The New Republic article appears to be authored by one James Wood; the “Letter to a Christian Nation” section in its header gives the publishing info for a book it spends some time talking about later.
Why there’s a note for Letter and not for, say, The End of Faith or any of the other books on popular atheism the article name-drops, I couldn’t say.
I’m pretty sure it’s because nominally the article is a review of Harris’s Letter to a Christian nation—though, like many book reviews of the more intellectual sort, the book ostensibly being reviewed serves more as an excuse for the author to write about things he wants to write about than as an actual object of review.
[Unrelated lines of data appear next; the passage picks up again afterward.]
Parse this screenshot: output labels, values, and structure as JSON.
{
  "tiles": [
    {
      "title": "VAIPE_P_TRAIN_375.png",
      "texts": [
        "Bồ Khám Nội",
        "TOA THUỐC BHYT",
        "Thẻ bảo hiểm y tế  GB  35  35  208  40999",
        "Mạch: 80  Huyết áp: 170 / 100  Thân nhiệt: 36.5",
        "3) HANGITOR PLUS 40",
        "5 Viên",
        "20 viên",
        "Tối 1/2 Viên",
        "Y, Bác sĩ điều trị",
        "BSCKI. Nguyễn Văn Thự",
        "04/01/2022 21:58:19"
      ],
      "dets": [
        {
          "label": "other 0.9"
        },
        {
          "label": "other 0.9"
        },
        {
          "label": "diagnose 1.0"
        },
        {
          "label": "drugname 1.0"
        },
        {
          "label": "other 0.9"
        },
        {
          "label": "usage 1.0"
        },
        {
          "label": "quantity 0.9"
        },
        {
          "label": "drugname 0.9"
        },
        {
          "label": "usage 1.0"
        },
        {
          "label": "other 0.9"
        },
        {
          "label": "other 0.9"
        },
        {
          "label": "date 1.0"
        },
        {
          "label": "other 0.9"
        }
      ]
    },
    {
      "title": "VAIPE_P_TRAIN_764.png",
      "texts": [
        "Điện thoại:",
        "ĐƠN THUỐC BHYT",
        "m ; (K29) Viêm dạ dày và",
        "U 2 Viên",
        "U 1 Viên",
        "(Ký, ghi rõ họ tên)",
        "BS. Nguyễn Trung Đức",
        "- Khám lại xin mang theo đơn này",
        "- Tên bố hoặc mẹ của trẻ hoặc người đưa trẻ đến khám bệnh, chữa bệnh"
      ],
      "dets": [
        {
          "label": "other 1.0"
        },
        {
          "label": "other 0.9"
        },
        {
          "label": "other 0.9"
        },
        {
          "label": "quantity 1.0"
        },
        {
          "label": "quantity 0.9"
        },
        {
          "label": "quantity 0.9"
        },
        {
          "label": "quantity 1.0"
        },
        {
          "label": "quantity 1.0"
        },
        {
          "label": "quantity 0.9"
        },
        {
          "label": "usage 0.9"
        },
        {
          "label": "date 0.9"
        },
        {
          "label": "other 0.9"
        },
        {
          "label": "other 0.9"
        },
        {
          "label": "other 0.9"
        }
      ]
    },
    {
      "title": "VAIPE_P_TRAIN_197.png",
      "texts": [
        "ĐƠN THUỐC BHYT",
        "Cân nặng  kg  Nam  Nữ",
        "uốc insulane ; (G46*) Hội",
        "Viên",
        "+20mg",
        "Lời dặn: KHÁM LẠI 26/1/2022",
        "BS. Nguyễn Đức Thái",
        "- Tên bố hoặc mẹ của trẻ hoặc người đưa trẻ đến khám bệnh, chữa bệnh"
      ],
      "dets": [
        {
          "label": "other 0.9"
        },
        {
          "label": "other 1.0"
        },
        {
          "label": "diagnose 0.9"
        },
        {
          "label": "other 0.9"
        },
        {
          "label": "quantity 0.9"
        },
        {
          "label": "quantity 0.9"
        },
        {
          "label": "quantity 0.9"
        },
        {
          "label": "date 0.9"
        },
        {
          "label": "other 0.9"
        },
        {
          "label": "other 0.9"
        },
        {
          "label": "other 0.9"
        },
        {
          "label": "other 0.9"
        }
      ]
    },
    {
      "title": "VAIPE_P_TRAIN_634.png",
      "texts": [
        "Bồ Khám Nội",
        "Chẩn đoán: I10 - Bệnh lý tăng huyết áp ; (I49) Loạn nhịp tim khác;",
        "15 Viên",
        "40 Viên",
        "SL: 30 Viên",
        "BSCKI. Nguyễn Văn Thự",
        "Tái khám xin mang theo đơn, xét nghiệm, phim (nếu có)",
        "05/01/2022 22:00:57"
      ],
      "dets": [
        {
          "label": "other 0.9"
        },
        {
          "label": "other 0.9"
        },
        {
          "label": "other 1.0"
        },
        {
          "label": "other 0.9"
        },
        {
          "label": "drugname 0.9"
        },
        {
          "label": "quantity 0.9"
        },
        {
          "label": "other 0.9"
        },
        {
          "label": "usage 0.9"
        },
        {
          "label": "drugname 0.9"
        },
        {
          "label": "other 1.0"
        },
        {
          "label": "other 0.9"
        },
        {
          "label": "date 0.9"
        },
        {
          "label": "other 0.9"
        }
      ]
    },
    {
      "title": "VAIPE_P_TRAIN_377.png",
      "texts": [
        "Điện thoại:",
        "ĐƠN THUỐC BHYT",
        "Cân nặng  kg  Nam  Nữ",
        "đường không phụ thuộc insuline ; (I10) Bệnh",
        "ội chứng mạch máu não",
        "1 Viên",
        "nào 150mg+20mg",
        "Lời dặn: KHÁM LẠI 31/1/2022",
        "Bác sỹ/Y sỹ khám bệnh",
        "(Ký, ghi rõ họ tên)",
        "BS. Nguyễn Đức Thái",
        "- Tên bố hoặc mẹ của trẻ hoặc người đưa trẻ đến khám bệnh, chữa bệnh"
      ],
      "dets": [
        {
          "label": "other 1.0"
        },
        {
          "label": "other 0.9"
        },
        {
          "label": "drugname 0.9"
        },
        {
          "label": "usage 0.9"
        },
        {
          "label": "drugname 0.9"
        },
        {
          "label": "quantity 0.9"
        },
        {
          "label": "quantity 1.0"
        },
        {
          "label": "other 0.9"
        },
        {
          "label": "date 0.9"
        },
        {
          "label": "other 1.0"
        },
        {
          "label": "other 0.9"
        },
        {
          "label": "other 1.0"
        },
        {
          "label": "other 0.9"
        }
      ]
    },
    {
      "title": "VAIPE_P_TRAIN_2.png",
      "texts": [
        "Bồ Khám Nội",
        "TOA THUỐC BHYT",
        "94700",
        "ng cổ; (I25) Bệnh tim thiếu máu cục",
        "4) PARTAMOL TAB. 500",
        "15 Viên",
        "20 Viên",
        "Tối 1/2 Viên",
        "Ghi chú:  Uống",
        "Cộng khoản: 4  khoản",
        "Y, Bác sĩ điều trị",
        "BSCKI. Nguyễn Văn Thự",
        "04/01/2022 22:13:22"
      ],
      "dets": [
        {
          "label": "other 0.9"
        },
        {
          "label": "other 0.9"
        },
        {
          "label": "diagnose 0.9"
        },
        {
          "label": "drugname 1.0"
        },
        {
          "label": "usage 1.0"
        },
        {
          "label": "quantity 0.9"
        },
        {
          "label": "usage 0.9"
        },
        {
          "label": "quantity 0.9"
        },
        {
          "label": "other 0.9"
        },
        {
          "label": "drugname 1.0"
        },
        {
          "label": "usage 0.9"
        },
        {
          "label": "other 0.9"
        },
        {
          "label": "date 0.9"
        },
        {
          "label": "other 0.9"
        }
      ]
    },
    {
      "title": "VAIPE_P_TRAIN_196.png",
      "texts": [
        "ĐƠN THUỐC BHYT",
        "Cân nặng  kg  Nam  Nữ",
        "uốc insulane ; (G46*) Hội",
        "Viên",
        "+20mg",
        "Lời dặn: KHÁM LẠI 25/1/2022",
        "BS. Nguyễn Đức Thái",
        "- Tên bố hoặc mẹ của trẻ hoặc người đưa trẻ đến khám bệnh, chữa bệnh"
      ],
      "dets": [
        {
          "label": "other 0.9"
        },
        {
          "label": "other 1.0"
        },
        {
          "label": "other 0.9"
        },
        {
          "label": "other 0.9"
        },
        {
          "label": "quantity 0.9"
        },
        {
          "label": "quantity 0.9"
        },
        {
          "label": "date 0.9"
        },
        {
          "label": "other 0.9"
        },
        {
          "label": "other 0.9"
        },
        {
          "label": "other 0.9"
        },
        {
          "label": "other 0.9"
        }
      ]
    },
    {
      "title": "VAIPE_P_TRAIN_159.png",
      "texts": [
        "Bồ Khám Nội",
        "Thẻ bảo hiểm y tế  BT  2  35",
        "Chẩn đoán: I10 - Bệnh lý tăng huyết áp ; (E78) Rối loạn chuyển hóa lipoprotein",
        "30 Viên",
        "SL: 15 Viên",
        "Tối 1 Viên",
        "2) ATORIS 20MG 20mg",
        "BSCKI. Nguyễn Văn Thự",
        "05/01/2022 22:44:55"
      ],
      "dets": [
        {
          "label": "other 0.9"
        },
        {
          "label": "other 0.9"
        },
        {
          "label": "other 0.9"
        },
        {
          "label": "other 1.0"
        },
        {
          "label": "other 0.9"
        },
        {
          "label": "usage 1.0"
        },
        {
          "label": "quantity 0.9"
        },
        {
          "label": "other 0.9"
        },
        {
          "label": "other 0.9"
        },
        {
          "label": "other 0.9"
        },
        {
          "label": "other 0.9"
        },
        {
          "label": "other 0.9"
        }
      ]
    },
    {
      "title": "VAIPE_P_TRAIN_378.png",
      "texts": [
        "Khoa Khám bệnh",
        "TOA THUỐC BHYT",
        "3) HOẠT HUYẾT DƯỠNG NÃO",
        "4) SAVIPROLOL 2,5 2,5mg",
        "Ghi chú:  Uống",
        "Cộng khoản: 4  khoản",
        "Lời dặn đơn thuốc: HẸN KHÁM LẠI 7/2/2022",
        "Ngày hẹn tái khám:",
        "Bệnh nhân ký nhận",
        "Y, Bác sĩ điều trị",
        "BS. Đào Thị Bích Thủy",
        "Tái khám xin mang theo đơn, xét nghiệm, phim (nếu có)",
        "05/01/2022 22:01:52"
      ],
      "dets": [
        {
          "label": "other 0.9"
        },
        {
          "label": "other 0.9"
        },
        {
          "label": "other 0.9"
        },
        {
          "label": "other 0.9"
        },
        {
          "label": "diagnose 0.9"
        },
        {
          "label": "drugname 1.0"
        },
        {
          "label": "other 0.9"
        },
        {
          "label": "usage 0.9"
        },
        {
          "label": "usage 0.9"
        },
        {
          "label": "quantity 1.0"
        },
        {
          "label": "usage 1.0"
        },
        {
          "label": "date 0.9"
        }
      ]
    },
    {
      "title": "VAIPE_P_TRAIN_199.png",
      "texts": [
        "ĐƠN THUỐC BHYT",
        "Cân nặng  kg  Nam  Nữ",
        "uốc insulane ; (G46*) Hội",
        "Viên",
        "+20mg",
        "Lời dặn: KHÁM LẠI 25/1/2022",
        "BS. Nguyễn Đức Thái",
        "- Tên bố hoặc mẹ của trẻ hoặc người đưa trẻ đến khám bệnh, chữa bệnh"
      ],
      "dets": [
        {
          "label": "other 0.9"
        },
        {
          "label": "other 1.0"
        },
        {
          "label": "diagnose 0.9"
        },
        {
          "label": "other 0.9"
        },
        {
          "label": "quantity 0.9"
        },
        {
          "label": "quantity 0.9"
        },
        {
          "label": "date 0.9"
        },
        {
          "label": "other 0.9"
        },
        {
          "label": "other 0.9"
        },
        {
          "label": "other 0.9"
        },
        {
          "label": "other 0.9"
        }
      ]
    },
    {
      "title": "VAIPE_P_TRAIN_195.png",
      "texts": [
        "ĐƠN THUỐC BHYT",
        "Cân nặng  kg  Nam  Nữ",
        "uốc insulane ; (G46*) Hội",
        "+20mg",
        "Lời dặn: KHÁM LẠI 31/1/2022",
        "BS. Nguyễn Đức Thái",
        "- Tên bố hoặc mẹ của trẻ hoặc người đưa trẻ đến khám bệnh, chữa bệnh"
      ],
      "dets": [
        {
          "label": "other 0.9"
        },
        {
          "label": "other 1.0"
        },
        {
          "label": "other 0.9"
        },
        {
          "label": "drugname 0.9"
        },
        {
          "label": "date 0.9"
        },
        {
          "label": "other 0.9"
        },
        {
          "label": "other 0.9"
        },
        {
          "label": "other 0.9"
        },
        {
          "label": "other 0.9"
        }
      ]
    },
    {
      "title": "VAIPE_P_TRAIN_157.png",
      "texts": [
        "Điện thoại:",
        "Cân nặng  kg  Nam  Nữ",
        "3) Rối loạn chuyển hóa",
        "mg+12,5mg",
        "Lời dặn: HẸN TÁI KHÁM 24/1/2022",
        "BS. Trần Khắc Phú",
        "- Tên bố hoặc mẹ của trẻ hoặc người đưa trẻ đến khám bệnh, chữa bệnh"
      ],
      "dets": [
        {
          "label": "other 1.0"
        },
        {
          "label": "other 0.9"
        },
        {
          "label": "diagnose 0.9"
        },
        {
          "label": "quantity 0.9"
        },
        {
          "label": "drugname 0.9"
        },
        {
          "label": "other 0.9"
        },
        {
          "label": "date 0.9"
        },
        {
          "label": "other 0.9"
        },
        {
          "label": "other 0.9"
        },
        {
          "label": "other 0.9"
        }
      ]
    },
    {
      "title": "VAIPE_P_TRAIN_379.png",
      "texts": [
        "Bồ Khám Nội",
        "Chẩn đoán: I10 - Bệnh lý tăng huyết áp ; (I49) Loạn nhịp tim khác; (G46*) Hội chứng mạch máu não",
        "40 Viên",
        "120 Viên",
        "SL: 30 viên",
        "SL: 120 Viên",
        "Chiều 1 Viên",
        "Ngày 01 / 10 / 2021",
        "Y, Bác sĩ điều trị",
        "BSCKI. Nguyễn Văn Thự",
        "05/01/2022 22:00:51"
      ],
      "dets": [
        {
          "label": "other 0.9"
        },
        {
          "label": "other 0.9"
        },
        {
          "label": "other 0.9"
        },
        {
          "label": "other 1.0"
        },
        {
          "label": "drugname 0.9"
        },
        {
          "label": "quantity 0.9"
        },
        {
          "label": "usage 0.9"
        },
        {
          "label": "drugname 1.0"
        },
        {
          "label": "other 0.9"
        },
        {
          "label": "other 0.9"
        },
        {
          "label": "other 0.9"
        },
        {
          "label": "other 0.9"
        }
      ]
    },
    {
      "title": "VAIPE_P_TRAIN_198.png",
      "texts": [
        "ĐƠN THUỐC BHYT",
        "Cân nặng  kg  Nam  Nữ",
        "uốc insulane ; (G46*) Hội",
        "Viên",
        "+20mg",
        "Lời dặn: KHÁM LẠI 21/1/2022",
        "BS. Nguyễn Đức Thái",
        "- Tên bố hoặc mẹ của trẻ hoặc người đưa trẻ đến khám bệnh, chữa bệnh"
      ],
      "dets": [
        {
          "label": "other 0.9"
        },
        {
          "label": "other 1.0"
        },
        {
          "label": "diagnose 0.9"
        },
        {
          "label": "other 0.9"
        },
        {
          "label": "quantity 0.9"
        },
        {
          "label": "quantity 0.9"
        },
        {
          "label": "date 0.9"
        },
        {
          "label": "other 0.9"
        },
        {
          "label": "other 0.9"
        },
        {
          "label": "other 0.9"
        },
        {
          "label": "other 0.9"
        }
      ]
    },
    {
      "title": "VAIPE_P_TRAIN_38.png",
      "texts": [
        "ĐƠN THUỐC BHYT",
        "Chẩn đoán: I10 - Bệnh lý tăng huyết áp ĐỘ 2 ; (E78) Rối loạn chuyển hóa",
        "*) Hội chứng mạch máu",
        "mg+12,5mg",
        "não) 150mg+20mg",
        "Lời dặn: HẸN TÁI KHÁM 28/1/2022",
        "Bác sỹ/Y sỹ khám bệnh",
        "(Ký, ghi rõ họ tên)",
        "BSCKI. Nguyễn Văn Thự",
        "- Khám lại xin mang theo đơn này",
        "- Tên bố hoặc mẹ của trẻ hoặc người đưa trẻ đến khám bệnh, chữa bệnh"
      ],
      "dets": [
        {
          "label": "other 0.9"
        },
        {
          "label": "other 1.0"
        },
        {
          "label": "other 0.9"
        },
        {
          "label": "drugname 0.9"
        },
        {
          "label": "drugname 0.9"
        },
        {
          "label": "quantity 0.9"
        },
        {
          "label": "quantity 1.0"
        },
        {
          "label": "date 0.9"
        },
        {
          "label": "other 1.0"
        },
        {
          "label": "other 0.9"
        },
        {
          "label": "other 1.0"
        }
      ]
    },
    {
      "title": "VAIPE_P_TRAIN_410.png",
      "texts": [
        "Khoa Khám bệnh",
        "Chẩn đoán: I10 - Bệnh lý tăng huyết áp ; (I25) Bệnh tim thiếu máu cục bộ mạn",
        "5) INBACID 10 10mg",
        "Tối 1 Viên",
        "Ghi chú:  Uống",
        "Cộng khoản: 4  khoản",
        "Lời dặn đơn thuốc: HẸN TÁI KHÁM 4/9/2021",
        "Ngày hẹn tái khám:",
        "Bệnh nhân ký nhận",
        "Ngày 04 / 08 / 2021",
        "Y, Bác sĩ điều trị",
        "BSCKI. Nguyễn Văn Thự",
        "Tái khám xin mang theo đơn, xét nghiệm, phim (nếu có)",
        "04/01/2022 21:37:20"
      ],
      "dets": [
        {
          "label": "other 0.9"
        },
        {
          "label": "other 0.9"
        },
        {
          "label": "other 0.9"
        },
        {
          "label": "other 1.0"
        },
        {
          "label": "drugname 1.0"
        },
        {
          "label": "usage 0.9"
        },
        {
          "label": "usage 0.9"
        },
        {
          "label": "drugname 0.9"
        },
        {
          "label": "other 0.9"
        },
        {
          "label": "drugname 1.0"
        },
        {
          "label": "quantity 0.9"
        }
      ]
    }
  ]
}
The New Republic article appears to be authored by one James Wood; the “Letter to a Christian Nation” section in its header gives the publishing info for a book it spends some time talking about later.
Why there’s a note for Letter and not for, say, The End of Faith or any of the other books on popular atheism the article name-drops, I couldn’t say.
I’m pretty sure it’s because nominally the article is a review of Harris’s Letter to a Christian nation—though, like many book reviews of the more intellectual sort, the book ostensibly being reviewed serves more as an excuse for the author to write about things he wants to write about than as an actual object of review.
Admittedly accurate. I was reading the letter and re-imagined Russell’s teapot thought experiment and thought I would share my source.